When discussing the “resource curse,” we usually think developing nations, as in Middle East oil and gas and the region’s volatile geopolitics; oil’s contribution to social problems in nations such as Nigeria and Venezuela; and the impact that “conflict minerals” has had in countries such as Congo.
But another version of the resource curse, also known as the paradox of plenty that can afflict countries blessed with abundant natural resources, is alive and well in some parts of the U.S., including the Rocky Mountain region.
As economics reporter Andrew Van Dam recently profiled in the Washington Post, Idaho and Wyoming share far more in common than a boundary. In the 19th century, they were even part of the same territory before Wyoming was split off; both became U.S. states in 1890. They share similar topography, are blessed with abundant natural beauty and boast that indomitable frontier spirit and Old West culture.
But Idaho is currently the fastest-growing U.S. state in population, while Wyoming has had the largest population decline (by percentage) out of all the U.S. states during 2017. The state with the second-largest population decline is West Virginia, where the population has decreased to the point that one of its U.S. congressional seats is in jeopardy.
What do Wyoming and West Virginia have in common? Van Dam points out Wyoming and West Virginia are largely dependent on mineral extraction; furthermore, coal mining dominates those states’ economy. Wyoming is the U.S. state most reliant on mining and energy, with over 20 percent of the state’s economy tied to those sectors. West Virginia comes in at third, with 11.5 percent of its economy dependent on the extractives sector. Wedged between them is Alaska, at just over 15 percent.
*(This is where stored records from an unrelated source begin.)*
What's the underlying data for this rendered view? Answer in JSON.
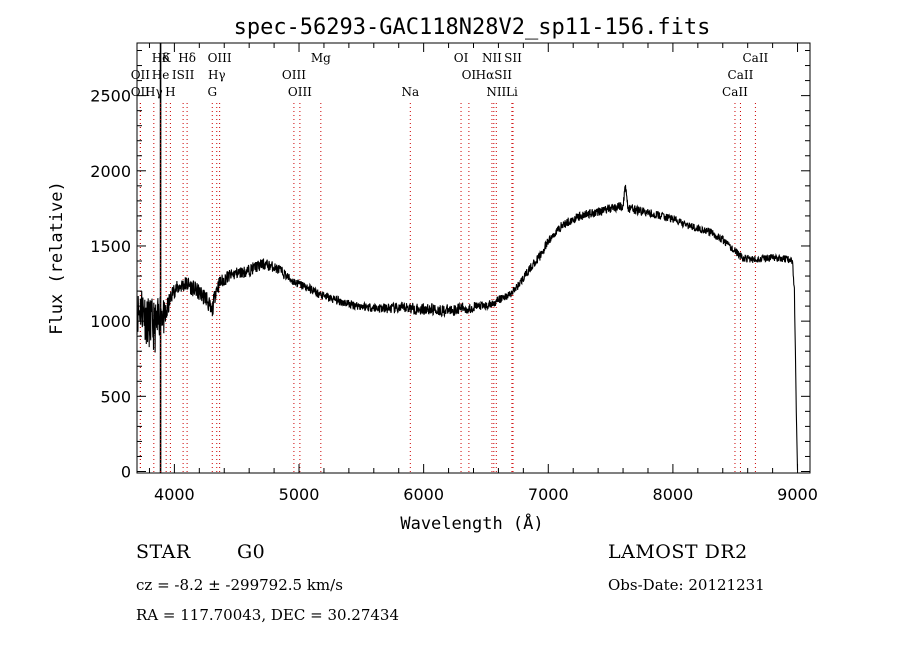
{
  "chart_data": {
    "type": "line",
    "title": "spec-56293-GAC118N28V2_sp11-156.fits",
    "xlabel": "Wavelength (Å)",
    "ylabel": "Flux (relative)",
    "xlim": [
      3700,
      9100
    ],
    "ylim": [
      -10,
      2850
    ],
    "x_ticks": [
      4000,
      5000,
      6000,
      7000,
      8000,
      9000
    ],
    "y_ticks": [
      0,
      500,
      1000,
      1500,
      2000,
      2500
    ],
    "grid": false,
    "line_color": "#000000",
    "marker_color": "#cc0000",
    "series": [
      {
        "x": [
          3700,
          3740,
          3780,
          3820,
          3860,
          3880,
          3900,
          3920,
          3950,
          3990,
          4040,
          4100,
          4180,
          4260,
          4300,
          4330,
          4360,
          4420,
          4500,
          4580,
          4650,
          4720,
          4800,
          4860,
          4940,
          5020,
          5100,
          5180,
          5260,
          5340,
          5420,
          5500,
          5600,
          5700,
          5800,
          5880,
          5950,
          6050,
          6150,
          6250,
          6300,
          6360,
          6420,
          6500,
          6560,
          6620,
          6700,
          6760,
          6820,
          6880,
          6940,
          7000,
          7100,
          7200,
          7300,
          7400,
          7500,
          7560,
          7600,
          7620,
          7640,
          7700,
          7800,
          7900,
          8000,
          8100,
          8200,
          8300,
          8400,
          8480,
          8560,
          8650,
          8750,
          8850,
          8930,
          8960,
          8975,
          8990,
          9000
        ],
        "y": [
          1050,
          1100,
          1000,
          980,
          950,
          1050,
          1080,
          1000,
          1100,
          1200,
          1230,
          1250,
          1200,
          1150,
          1050,
          1200,
          1250,
          1290,
          1320,
          1330,
          1360,
          1380,
          1360,
          1330,
          1270,
          1240,
          1210,
          1170,
          1150,
          1130,
          1110,
          1100,
          1090,
          1085,
          1085,
          1090,
          1080,
          1080,
          1070,
          1075,
          1090,
          1080,
          1100,
          1100,
          1120,
          1150,
          1180,
          1240,
          1310,
          1380,
          1440,
          1530,
          1630,
          1680,
          1710,
          1730,
          1750,
          1760,
          1770,
          1900,
          1750,
          1740,
          1720,
          1700,
          1680,
          1640,
          1620,
          1590,
          1540,
          1480,
          1420,
          1410,
          1420,
          1420,
          1410,
          1390,
          1200,
          400,
          10
        ],
        "noise": [
          140,
          160,
          170,
          170,
          170,
          160,
          140,
          120,
          70,
          50,
          50,
          55,
          55,
          60,
          60,
          55,
          50,
          45,
          40,
          40,
          40,
          40,
          35,
          35,
          30,
          30,
          30,
          30,
          30,
          30,
          30,
          30,
          32,
          35,
          38,
          40,
          40,
          40,
          40,
          38,
          35,
          35,
          32,
          30,
          28,
          28,
          28,
          28,
          28,
          30,
          30,
          30,
          30,
          30,
          30,
          30,
          30,
          30,
          30,
          30,
          30,
          30,
          28,
          28,
          28,
          26,
          26,
          26,
          26,
          25,
          25,
          25,
          25,
          25,
          25,
          25,
          25,
          10,
          0
        ]
      }
    ],
    "line_markers": [
      {
        "label": "Hδ",
        "x": 3889,
        "row": 1,
        "style": "solid"
      },
      {
        "label": "K",
        "x": 3934,
        "row": 1
      },
      {
        "label": "Hδ",
        "x": 4102,
        "row": 1
      },
      {
        "label": "OIII",
        "x": 4363,
        "row": 1
      },
      {
        "label": "Mg",
        "x": 5175,
        "row": 1
      },
      {
        "label": "OI",
        "x": 6300,
        "row": 1
      },
      {
        "label": "NII",
        "x": 6548,
        "row": 1
      },
      {
        "label": "SII",
        "x": 6717,
        "row": 1
      },
      {
        "label": "CaII",
        "x": 8662,
        "row": 1
      },
      {
        "label": "OII",
        "x": 3727,
        "row": 2
      },
      {
        "label": "He",
        "x": 3889,
        "row": 2
      },
      {
        "label": "ISII",
        "x": 4070,
        "row": 2
      },
      {
        "label": "Hγ",
        "x": 4340,
        "row": 2
      },
      {
        "label": "OIII",
        "x": 4959,
        "row": 2
      },
      {
        "label": "OI",
        "x": 6363,
        "row": 2
      },
      {
        "label": "HαSII",
        "x": 6563,
        "row": 2
      },
      {
        "label": "CaII",
        "x": 8542,
        "row": 2
      },
      {
        "label": "OII",
        "x": 3727,
        "row": 3
      },
      {
        "label": "Hγ",
        "x": 3835,
        "row": 3
      },
      {
        "label": "H",
        "x": 3968,
        "row": 3
      },
      {
        "label": "G",
        "x": 4304,
        "row": 3
      },
      {
        "label": "OIII",
        "x": 5007,
        "row": 3
      },
      {
        "label": "Na",
        "x": 5893,
        "row": 3
      },
      {
        "label": "NII",
        "x": 6583,
        "row": 3
      },
      {
        "label": "Li",
        "x": 6708,
        "row": 3
      },
      {
        "label": "CaII",
        "x": 8498,
        "row": 3
      }
    ]
  },
  "info": {
    "object_class": "STAR",
    "subclass": "G0",
    "survey": "LAMOST DR2",
    "redshift": "cz = -8.2 ± -299792.5 km/s",
    "obs_date": "Obs-Date: 20121231",
    "coords": "RA = 117.70043, DEC =  30.27434"
  }
}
Meanwhile, while Texas has long enjoyed the reputation as the state with the most robust energy sector, that state’s economy has long been diversified to the point that energy and mining currently comprise just under 7 percent of its total economic output.
Contrast those percentages with Idaho, where less than 1 percent of the economy is driven by mining and energy. But Idaho’s economy has also diversified, with technology, advanced manufacturing, business services and agriculture the main drivers of job growth in the state. The state of 1.7 million has long evolved from its origins, when a gold rush during the 1880s helped set the foundation for statehood. Now, young workers and families are flocking to Idaho’s capital, Boise, where the cost of living is low and jobs are relatively plentiful.
Wyoming, with a population one-third of Idaho’s, has an economy largely centered on energy, tourism and agriculture. What may be a draw for many visitors – cattle outnumbering people two-to-one, plenty of wide open space and a quiet lifestyle – also has a flip side, as in the struggle to attract and keep businesses and entrepreneurs. The state has launched an innovative program that strives to convince former Wyoming residents to move back, but the state’s business and political leaders need more ideas while they sort out how to diversify the state’s business portfolio.
In addition, boom and bust cycles continue to mark Wyoming’s economy. Even though the state’s coal sector has stolen much thunder from Appalachia, prospects for employment in that sector are far from promising – especially since coal in the state’s Powder River Basin is much easier to extract thanks to automation.
Van Dam sums up the economic potential in Idaho and Wyoming, which can also serve as a reminder to states that pin long-term growth on energy:
“It’s the tired old parable of two siblings, separated at birth. One began with natural gifts and found little incentive to grow beyond them, and another was forced to play a weaker hand but became stronger and more resilient in the process.”